DOI: 10.1145/3808205 ISSN: 2994-970X

Sound Termination and Non-termination Analysis of C Programs with Bit-Precise Bounded Semantics and Advanced Constructs

Negar Fathi, Hiroshi Unno, Tachio Terauchi, Rahul Purandare

Program termination and non-termination analysis is a foundational problem in formal verification with important implications for software safety and reliability. Despite extensive research, existing techniques struggle with real-world C programs that manipulate complex data types such as pointers, arrays, and structures, or that perform low-level operations such as bitwise arithmetic and bounded integer computations. This paper introduces Athena, a framework for sound termination and non-termination analysis of C programs that models finite-width and bit-precise integer semantics and supports advanced constructs.
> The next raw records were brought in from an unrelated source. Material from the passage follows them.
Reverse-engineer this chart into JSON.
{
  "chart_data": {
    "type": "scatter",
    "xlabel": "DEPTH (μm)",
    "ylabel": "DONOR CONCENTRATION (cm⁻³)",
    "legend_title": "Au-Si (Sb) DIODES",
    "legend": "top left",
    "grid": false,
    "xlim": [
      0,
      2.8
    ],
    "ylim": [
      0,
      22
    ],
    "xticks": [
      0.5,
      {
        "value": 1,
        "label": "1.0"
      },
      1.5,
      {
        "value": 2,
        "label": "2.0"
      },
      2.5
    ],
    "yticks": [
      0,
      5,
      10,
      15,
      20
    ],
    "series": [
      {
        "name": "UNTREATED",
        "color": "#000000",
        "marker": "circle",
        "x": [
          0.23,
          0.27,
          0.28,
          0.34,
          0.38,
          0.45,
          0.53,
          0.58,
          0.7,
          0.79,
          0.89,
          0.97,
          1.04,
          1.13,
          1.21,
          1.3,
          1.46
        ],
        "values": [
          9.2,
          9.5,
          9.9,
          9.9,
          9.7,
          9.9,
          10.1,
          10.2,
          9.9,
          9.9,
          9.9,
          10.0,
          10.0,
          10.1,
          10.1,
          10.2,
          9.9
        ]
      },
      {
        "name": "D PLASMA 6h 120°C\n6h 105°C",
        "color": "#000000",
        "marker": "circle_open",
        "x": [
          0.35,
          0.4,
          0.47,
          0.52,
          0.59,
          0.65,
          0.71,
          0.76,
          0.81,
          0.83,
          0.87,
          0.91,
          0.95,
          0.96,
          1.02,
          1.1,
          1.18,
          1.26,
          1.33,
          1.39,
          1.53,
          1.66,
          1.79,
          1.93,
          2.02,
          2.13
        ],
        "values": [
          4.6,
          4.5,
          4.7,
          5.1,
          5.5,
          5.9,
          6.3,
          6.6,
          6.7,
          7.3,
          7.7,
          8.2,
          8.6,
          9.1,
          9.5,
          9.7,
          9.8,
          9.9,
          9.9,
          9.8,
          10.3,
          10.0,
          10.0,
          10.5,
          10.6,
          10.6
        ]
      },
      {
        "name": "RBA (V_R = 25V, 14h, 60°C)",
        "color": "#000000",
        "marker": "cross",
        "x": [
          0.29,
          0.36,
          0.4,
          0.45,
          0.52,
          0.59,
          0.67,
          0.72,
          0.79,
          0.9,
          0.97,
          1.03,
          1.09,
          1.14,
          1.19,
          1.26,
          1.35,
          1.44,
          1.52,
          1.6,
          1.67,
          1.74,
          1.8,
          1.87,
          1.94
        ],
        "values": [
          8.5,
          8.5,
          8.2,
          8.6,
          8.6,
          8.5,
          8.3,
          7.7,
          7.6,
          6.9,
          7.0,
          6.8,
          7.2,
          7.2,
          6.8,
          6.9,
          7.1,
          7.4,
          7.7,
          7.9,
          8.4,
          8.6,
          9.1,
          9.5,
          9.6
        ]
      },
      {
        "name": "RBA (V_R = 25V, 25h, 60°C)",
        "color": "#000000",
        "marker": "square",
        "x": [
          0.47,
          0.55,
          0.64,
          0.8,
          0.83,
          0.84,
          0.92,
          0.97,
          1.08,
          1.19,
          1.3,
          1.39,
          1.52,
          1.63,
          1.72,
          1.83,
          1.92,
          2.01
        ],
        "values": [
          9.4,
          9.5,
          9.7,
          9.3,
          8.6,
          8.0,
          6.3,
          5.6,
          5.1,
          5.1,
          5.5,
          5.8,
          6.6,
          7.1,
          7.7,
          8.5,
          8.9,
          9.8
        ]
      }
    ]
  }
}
Athena combines pointer-to-array rewriting, bounded integer semantics enforced via modulo arithmetic or bit-vector semantics, and an extended translation to Labeled Transition Systems (LTS), yielding structured, analyzable representations suitable for logic-based reasoning. Our analysis engine builds on MuVal, a modular verification engine based on the first-order fixpoint logic µCLP with background theories, and extends it with support for array, tuple, and bit-vector theories in ranking function synthesis and recurrent set detection. We evaluate Athena on the 2024 Termination Competition (TermCOMP) and on 117 real-world benchmarks featuring 445 non-termination bugs, after excluding benchmarks that rely on undefined behavior. It achieves 60.95% correctness on the real-world benchmarks and 76.28% on TermCOMP, while producing zero wrong results across both suites. These results highlight Athena’s strong combination of precision and soundness for the termination and non-termination analysis of complex C programs.